3 questions de Dena Davida à Brice Noeser – Ruminant Ruminant
Dena Davida, commissaire à Tangente a questionné Brice Noeser sur son spectacle Ruminant Ruminant, à l’occasion de sa présentation à Montréal du 11 au 14 décembre 2014.
(1) Dena Davida : Où se trouve la « danse » dans ce travail?
Brice Noeser : La danse est parfois en format miniature, parfois imaginée, parfois décrite et quelques fois incarnée en plus grand. Je me suis questionné sur ce qu’on définissait comme étant de la danse, à partir de quel moment le mouvement devient une danse. Pour ma part, j’aime la possibilité que la danse ne soit pas juste une forme poétique, sacrée ou athlétique mais qu’elle puisse aussi parler, chanter, faire rire et s’articuler autrement que par une « suite rythmée et harmonieuse de gestes et de pas » (extrait du Larousse).
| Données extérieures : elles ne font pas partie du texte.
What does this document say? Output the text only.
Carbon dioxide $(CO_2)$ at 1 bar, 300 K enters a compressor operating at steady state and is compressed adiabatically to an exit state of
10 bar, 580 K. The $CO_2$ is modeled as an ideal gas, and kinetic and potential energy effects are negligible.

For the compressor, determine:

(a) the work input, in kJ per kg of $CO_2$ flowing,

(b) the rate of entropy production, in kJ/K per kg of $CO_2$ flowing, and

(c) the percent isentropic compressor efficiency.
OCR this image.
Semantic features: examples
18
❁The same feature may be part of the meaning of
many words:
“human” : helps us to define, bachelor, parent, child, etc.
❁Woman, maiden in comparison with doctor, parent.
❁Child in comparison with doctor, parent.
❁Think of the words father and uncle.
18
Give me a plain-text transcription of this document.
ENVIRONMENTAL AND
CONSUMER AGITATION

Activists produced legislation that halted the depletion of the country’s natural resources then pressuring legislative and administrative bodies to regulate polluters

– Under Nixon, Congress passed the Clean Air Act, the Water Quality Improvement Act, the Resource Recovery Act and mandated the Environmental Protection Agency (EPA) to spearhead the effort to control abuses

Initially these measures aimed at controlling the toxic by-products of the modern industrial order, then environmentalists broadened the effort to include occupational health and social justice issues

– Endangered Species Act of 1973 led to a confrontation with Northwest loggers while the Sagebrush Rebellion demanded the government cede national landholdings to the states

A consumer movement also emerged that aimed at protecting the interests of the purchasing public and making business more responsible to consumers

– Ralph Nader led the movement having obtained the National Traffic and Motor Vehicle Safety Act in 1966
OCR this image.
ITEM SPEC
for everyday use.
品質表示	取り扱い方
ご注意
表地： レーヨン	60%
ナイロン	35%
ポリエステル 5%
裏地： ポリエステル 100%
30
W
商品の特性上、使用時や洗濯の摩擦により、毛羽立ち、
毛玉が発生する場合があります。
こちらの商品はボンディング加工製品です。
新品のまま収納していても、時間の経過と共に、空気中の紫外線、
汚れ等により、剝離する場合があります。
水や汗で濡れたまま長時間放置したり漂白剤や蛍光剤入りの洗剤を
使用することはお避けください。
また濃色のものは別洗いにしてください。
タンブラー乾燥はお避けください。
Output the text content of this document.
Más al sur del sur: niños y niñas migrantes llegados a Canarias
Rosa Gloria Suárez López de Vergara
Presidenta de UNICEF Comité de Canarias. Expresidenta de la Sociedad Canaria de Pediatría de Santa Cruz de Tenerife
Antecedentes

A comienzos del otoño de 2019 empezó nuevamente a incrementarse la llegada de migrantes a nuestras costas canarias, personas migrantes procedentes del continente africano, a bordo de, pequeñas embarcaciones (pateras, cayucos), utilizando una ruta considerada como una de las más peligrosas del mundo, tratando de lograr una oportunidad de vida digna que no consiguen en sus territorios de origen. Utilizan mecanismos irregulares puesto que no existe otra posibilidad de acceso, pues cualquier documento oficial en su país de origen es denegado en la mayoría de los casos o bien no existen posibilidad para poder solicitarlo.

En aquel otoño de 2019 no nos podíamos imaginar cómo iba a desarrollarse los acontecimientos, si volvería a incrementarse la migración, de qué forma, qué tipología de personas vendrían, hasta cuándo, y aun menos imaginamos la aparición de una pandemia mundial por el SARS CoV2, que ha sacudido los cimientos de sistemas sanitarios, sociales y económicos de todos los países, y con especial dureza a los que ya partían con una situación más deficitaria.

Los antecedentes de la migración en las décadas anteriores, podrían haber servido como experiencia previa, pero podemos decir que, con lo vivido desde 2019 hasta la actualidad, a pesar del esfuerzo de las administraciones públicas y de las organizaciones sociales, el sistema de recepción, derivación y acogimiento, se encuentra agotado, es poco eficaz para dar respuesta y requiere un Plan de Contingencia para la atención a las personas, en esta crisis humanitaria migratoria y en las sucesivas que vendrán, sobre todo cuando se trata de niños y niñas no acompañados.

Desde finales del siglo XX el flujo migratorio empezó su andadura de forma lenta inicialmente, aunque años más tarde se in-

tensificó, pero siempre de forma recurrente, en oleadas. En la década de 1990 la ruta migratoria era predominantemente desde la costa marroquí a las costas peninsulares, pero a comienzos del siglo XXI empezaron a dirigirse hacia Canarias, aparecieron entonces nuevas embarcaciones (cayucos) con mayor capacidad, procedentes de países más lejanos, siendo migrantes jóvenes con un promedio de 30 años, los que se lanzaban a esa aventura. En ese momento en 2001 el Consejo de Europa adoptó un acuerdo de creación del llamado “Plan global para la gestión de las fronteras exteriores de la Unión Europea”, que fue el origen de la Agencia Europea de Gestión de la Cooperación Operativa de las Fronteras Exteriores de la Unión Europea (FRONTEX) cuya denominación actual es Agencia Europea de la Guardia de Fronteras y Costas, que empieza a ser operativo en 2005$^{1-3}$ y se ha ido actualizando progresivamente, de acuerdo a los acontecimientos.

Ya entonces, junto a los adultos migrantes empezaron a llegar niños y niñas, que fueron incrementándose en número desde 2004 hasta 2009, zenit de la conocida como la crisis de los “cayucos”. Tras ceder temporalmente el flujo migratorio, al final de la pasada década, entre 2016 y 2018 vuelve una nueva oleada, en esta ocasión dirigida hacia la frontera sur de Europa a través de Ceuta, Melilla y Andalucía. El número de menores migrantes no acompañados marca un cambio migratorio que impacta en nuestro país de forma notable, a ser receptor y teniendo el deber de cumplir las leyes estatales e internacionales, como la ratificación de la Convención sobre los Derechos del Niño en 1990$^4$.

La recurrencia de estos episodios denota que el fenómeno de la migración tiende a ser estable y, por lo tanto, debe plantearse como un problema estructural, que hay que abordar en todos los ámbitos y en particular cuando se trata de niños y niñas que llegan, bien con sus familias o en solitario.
Une autre définition du Larousse parle d’une « exécution codifiée d’actes moteurs jouant un rôle dans la transmission d’informations permettant le déroulement d’une activité particulière. » Si on jouait au jeu de dire une définition pour deviner un mot, je crois que beaucoup de gens resteraient perplexes. Mais cette définition est intéressante parce qu’elle donne une liberté dans la représentation du mot « danse ».
(2) Dena Davida : Pourquoi cette obsession pour la complexité?
Brice Noeser : Je pense que j’aime penser. Pour me créer de la matière à penser, je me crée des problèmes et c’est souvent par la complexité qu’on échafaude des problèmes. La complexité amène aussi de l’effort et j’aime voir et vivre l’effort. Devant la complexité, on peut aussi se retrouver en situation de maladresse, de difficulté ou d’échec, des situations que je me plais à provoquer sur scène.
(3) Dena Davida : Parle-nous de l’idée de la langue, des langages, au cœur de ton esthétique.
Brice Noeser : Depuis mon très jeune âge, je cherche à créer mon langage. D’abord à travers l’écriture de récits, après par l’invention de langues et finalement lorsque j’ai appris la danse, c’est devenu un nouveau mode d’expression. Mon corps tout entier est devenu le terrain fertile pour chercher à articuler mon lexique. Récemment, j’ai réalisé que le travail sur le langage est mon obsession artistique depuis mon tout premier solo. J’aime parler et apprendre des langues, je suis passionné par la linguistique et je m’intéresse à la formulation du langage. Pour moi être artiste ça revient finalement à ce que je faisais plus jeune, c’est-à-dire inventer une langue pour dire les choses autrement, pour créer ou recréer mon propre mode d’expression à partir de ce qui me constitue culturellement. Étymologiquement le mot « culture » veut dire « ce qu’on habite ». Peut-être alors la danse serait ma culture et la chorégraphie serait ma langue.